3. Long-Term Supply Agreement
Example: Company A has undertaken to company B to supply components regularly according to B’s requirements and at agreed prices; the contract has a fixed term until 2022.
Consequence: To the extent and as long as A cannot deliver because of the corona crisis, there is much to be said for the fact that A is not liable for damages (1.1 above). On the other hand, A has no claim to payment of the purchase price (1.5 above). If, in B’s view, the impediment to performance is not merely temporary and B has an alternative source of supply, it is conceivable (but unlikely) that B has a right of termination without notice (1.3 above).
Example: As above, but B has undertaken to purchase at least 1,000 pieces per month. But at present B only needs 200 pieces per month.
Consequence: It depends on the contractual regulations: If the contract provides for a claim for damages in the event that B does not reach the minimum purchase, there is a strong case for liability even if B is not responsible for the failure to reach the minimum purchase (purchase guarantee). Sometimes, however, the contractual provision is only confined to the fact that company A has a right of termination if the minimum quantity is not reached.
4. Contract for works and services
Example: A service company regularly carries out service and preventive maintenance work on the machines, lifts, computer systems etc. located at the receiver’s premises and is reimbursed annually for this work. The receiver cancels the agreed service date because he has decided to temporarily stop production and retains part of the remuneration.

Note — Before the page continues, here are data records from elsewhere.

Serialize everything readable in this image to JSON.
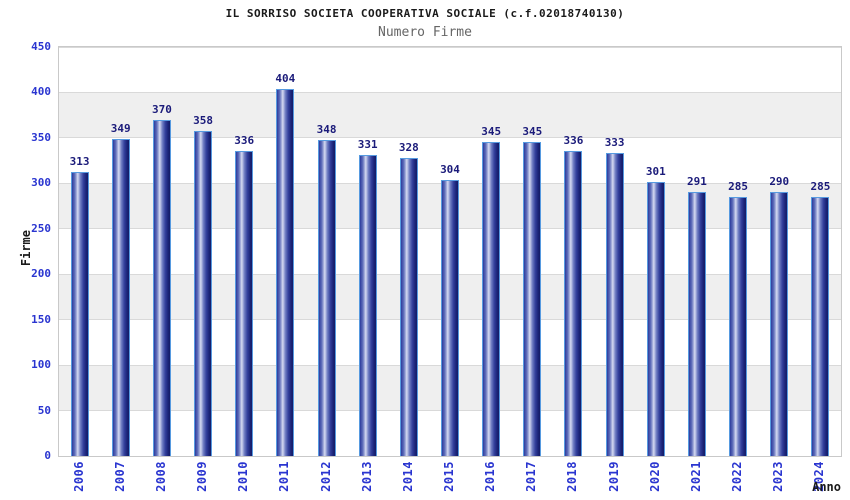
{
  "chart_data": {
    "type": "bar",
    "title": "IL SORRISO SOCIETA COOPERATIVA SOCIALE (c.f.02018740130)",
    "subtitle": "Numero Firme",
    "xlabel": "Anno",
    "ylabel": "Firme",
    "categories": [
      "2006",
      "2007",
      "2008",
      "2009",
      "2010",
      "2011",
      "2012",
      "2013",
      "2014",
      "2015",
      "2016",
      "2017",
      "2018",
      "2019",
      "2020",
      "2021",
      "2022",
      "2023",
      "2024"
    ],
    "values": [
      313,
      349,
      370,
      358,
      336,
      404,
      348,
      331,
      328,
      304,
      345,
      345,
      336,
      333,
      301,
      291,
      285,
      290,
      285
    ],
    "ylim": [
      0,
      450
    ],
    "yticks": [
      0,
      50,
      100,
      150,
      200,
      250,
      300,
      350,
      400,
      450
    ],
    "grid": "horizontal",
    "legend": "none",
    "colors": {
      "axis_label_blue": "#2a35d0",
      "value_label_navy": "#1b1b7a",
      "bar_dark": "#1b2478",
      "bar_light": "#d4d9f1",
      "bar_outline": "#569ae0",
      "band_gray": "#efefef",
      "title_color": "#1a1a1a",
      "subtitle_color": "#666666"
    }
  }
}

Consequence: The service company retains the right to full remuneration, as the recipient is responsible for the fact that the service company is unable to perform (1.5 above). There should be no case for the discontinuation of the basis of the transaction (at least if the impediment exists for only a few months).
5. Lease Agreement
Example: The lessee of commercial real estate (office space, retail business) claims that it can only use the premises to a limited extent or not at all due to official restrictions and therefore retains part of the rent.
Consequence: A case of the discontinuation of the basis of the transaction is not likely to exist (1.4 above). Rather, the lessor can terminate the lease under the current legal situation if the lessee is in default of payment of the rent (according to the law: two consecutive monthly rents or a total of two monthly rents). Since 28 March 2020, though, a special regulation has been in force: According to this, the lessor cannot terminate the lease agreement for rent debts from the period 1 April to (for the time being) 30 June 2020 if the delay in payment is due to the effects of the corona crisis. As of 30 June 2020, the lessee has more than two years to settle the rent arrears resulting from this period.

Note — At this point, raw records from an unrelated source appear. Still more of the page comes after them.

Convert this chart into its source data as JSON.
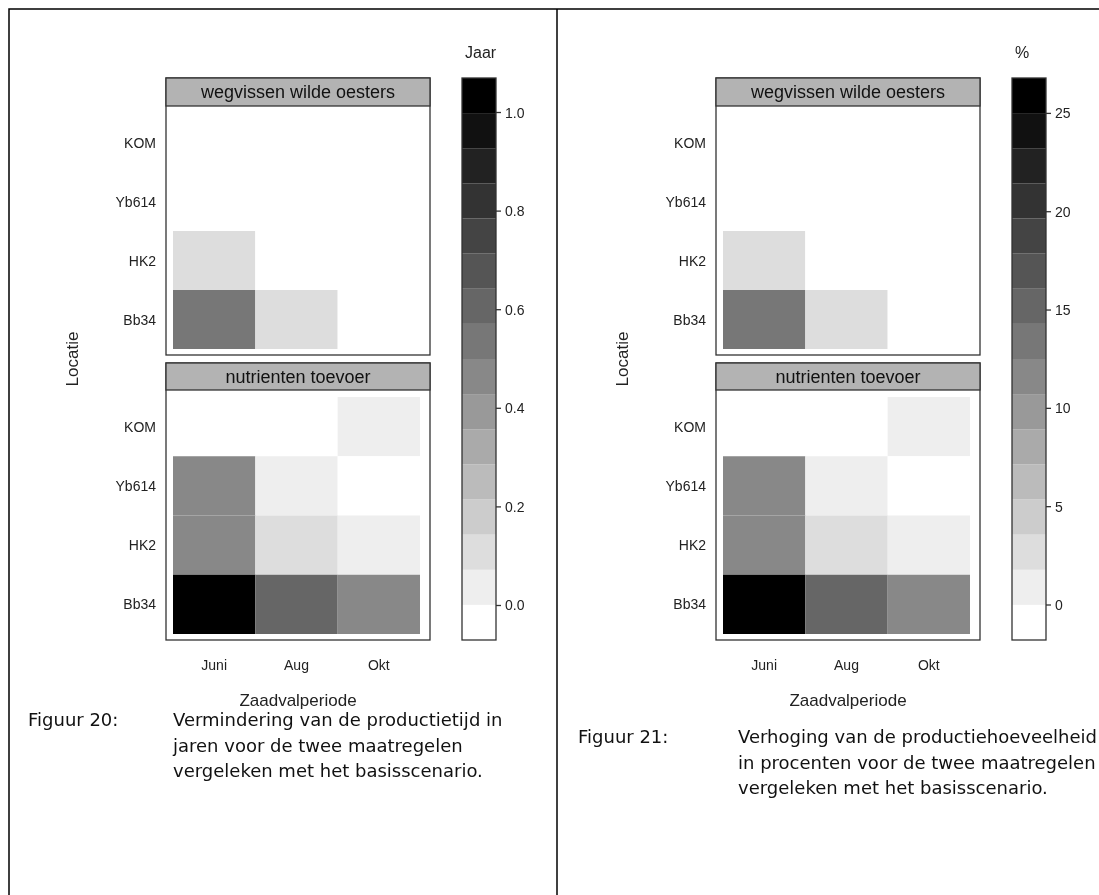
{
  "chart_data": [
    {
      "type": "heatmap",
      "xlabel": "Zaadvalperiode",
      "ylabel": "Locatie",
      "clabel": "Jaar",
      "categories": [
        "Juni",
        "Aug",
        "Okt"
      ],
      "y_categories": [
        "KOM",
        "Yb614",
        "HK2",
        "Bb34",
        "KOM",
        "Yb614",
        "HK2",
        "Bb34"
      ],
      "cells": [
        [
          0,
          0,
          0
        ],
        [
          0,
          0,
          0
        ],
        [
          0.1,
          0,
          0
        ],
        [
          0.53,
          0.1,
          0
        ],
        [
          0,
          0,
          0.04
        ],
        [
          0.46,
          0.04,
          0
        ],
        [
          0.46,
          0.1,
          0.04
        ],
        [
          1.04,
          0.6,
          0.46
        ]
      ],
      "clim": [
        -0.07,
        1.07
      ],
      "cticks": [
        {
          "value": 0,
          "label": "0.0"
        },
        0.2,
        0.4,
        0.6,
        0.8,
        {
          "value": 1,
          "label": "1.0"
        }
      ],
      "colors": [
        "#ffffff",
        "#eeeeee",
        "#dddddd",
        "#cccccc",
        "#bbbbbb",
        "#aaaaaa",
        "#999999",
        "#888888",
        "#777777",
        "#666666",
        "#555555",
        "#444444",
        "#333333",
        "#222222",
        "#111111",
        "#000000"
      ],
      "annotations": [
        "wegvissen wilde oesters",
        "nutrienten toevoer",
        "Figuur 20:",
        "Vermindering van de productietijd in jaren voor de twee maatregelen vergeleken met het basisscenario."
      ]
    },
    {
      "type": "heatmap",
      "xlabel": "Zaadvalperiode",
      "ylabel": "Locatie",
      "clabel": "%",
      "categories": [
        "Juni",
        "Aug",
        "Okt"
      ],
      "y_categories": [
        "KOM",
        "Yb614",
        "HK2",
        "Bb34",
        "KOM",
        "Yb614",
        "HK2",
        "Bb34"
      ],
      "cells": [
        [
          0,
          0,
          0
        ],
        [
          0,
          0,
          0
        ],
        [
          2.7,
          0,
          0
        ],
        [
          13.4,
          2.7,
          0
        ],
        [
          0,
          0,
          1
        ],
        [
          11.6,
          1,
          0
        ],
        [
          11.6,
          2.7,
          1
        ],
        [
          25.9,
          15.2,
          11.6
        ]
      ],
      "clim": [
        -1.78,
        26.8
      ],
      "cticks": [
        0,
        5,
        10,
        15,
        20,
        25
      ],
      "colors": [
        "#ffffff",
        "#eeeeee",
        "#dddddd",
        "#cccccc",
        "#bbbbbb",
        "#aaaaaa",
        "#999999",
        "#888888",
        "#777777",
        "#666666",
        "#555555",
        "#444444",
        "#333333",
        "#222222",
        "#111111",
        "#000000"
      ],
      "annotations": [
        "wegvissen wilde oesters",
        "nutrienten toevoer",
        "Figuur 21:",
        "Verhoging van de productiehoeveelheid in procenten voor de twee maatregelen vergeleken met het basisscenario."
      ]
    }
  ]
}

6. Commercial Agency Agreement
Example: The commercial agent is only able to place orders to a limited extent because his travel options are limited and the customers no longer receive an agent.

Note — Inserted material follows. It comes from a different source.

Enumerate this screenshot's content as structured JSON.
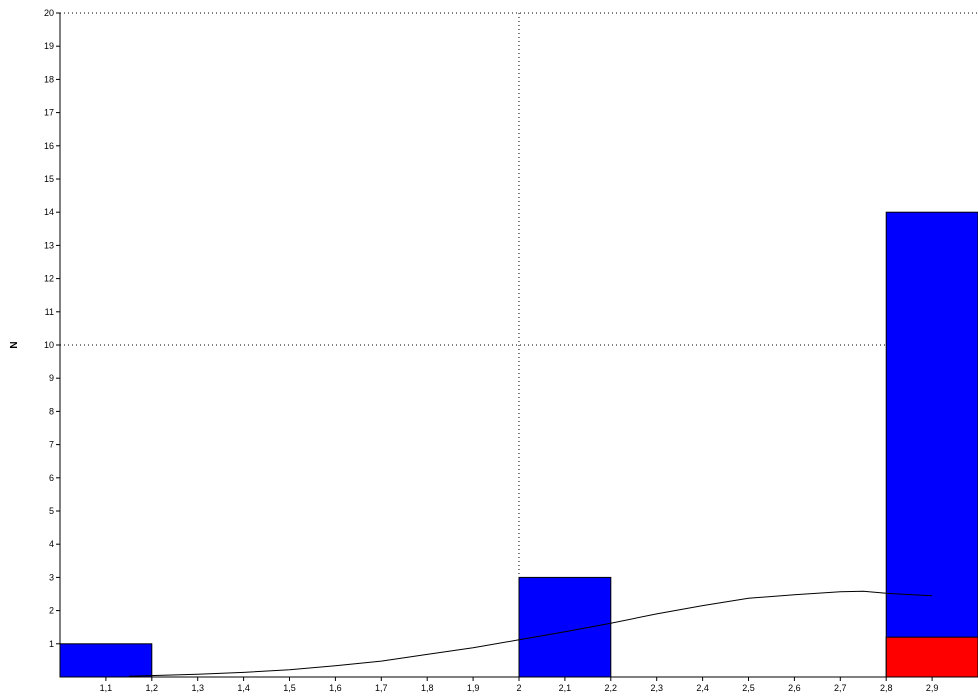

Consequence: The commercial agent is not liable for damages as he is not at fault. But he can only demand commission for the contracts actually arranged.
Example: The commercial agent continues to place orders, but the business operator cannot accept them because his production has come to a standstill.
Consequence: In case of doubt, the business operator is not liable for compensation for lost commissions, as he is not acting culpably.
In both cases, in case of doubt, there is no right to terminate the contract without notice, as it should be reasonable for both parties to adhere to the contract.
7. License Agreement
Example: Company A has granted company B a licence to manufacture products using the trademarks / patents / know-how of A. A unit licence fee and a monthly minimum licence fee have been agreed.
Consequence: In case of doubt, the minimum license fee is to be interpreted as a no-fault guarantee. Thus, if A does not reach the specified quantities due to the corona crisis, it is still obliged to pay the minimum license fee.